American Academy Distinguished Visitor - Class of Spring 2007


Cass R. Sunstein, one of America’s most prominent legal scholars and authors, is the Karl N. Llewellyn Distinguished Service Professor of Jurisprudence at the Law School and the Department of Political Science at the University of Chicago. His multi-faceted area of expertise encompasses constitutional law, administrative law, and environmental law, and he has been involved in constitution-making and law reform activities in a number of nations, including Ukraine, Poland, China, South Africa, and Russia.

 

Sunstein is the author of Infotopia: How Many Minds Produce Knowledge (Oxford, 2006), studies the ways in which people exchange and compile information electronically in order to foster technological innovations, streamline business procedures, and produce accurate bodies of knowledge in various fields. Among his earlier publications are Laws of Fear: Beyond the Precautionary Principle (Cambridge, 2005), Republic.com (Princeton, 2001), and The Cost of Rights (W.W. Norton, 1999), all of which have been translated into several different languages.

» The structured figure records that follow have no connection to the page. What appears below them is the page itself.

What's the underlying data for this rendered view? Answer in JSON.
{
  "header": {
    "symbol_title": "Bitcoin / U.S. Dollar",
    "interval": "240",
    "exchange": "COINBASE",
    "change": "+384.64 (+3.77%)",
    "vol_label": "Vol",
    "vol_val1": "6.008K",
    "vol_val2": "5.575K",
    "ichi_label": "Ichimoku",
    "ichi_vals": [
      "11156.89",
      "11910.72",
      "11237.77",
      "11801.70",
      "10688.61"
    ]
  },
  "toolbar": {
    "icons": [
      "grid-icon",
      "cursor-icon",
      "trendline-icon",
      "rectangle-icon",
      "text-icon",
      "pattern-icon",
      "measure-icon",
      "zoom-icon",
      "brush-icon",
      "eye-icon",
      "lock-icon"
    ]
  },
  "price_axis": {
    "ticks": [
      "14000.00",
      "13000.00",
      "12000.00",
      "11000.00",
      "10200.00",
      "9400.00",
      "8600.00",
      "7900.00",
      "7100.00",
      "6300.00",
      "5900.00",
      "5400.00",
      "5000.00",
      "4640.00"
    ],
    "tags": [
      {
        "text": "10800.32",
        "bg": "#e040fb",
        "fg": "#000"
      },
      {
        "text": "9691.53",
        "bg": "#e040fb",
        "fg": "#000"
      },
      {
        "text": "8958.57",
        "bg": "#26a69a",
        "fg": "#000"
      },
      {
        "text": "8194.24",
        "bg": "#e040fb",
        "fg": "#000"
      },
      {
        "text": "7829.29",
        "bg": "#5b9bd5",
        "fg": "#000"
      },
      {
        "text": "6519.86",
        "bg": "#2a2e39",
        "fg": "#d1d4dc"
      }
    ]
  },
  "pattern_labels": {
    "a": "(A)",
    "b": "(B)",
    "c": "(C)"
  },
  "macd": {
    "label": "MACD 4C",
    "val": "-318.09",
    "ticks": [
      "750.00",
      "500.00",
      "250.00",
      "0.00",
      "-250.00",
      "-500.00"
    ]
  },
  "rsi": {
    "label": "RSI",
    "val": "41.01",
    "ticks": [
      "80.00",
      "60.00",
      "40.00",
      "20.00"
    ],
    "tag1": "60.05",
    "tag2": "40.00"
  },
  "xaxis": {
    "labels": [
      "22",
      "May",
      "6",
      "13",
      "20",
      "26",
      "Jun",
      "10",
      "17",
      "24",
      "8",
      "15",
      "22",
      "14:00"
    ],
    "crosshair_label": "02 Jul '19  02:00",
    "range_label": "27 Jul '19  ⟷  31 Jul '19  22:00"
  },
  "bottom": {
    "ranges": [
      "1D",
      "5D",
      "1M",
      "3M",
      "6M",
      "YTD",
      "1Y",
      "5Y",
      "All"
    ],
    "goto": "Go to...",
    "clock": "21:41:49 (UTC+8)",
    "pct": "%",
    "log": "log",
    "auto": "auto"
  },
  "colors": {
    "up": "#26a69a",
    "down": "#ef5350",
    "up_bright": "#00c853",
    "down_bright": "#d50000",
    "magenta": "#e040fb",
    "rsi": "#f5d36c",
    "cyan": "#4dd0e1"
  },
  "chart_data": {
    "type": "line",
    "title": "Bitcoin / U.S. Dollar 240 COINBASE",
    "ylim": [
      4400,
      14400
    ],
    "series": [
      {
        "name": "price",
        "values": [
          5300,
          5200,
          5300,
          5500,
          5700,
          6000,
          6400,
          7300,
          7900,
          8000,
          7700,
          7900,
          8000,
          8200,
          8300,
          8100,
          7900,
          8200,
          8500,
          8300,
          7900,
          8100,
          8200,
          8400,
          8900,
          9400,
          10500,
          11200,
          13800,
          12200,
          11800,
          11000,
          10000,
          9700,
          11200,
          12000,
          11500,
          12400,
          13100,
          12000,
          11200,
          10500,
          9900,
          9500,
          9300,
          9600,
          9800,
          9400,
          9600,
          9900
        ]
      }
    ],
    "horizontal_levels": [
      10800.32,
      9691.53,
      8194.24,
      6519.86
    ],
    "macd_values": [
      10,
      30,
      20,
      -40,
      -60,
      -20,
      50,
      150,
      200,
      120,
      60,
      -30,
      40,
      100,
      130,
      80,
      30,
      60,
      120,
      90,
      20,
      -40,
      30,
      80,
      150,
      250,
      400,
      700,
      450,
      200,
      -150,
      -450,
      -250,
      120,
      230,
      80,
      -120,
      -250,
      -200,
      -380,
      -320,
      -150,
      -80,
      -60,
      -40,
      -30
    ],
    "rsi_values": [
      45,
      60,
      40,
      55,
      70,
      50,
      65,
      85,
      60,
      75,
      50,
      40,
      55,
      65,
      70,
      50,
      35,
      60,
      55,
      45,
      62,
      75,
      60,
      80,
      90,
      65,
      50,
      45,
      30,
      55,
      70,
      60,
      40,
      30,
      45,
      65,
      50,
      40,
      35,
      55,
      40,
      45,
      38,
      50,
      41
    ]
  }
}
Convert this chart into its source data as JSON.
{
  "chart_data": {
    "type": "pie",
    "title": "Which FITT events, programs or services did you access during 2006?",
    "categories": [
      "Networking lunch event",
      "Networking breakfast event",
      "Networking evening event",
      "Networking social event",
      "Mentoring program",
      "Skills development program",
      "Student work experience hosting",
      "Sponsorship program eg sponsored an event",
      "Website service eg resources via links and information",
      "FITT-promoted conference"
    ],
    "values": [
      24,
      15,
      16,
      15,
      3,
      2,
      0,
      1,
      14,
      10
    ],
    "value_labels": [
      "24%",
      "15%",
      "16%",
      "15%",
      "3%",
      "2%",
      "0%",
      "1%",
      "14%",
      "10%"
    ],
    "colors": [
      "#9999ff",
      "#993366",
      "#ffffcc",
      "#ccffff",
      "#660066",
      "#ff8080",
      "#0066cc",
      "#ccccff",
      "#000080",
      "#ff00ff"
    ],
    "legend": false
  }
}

Sunstein has also written articles for various law reviews and journals, among them the Harvard Law Review, Journal of Law and Economics, Ethics, and The Supreme Court Review, and the New Republic, to which he was a contributing editor.

 

In addition to having clerked for the US Supreme Court, Sunstein has testified multiple times before congressional committees and has appeared on several national news programs as well, including Nightline, ABC Evening News, and CNN. A member of the American Academy of Arts and Sciences, Sunstein has received multiple awards from the American Bar Association, and has held visiting professorships at Columbia University and at Harvard University, the latter from which he received both his BA and his JD.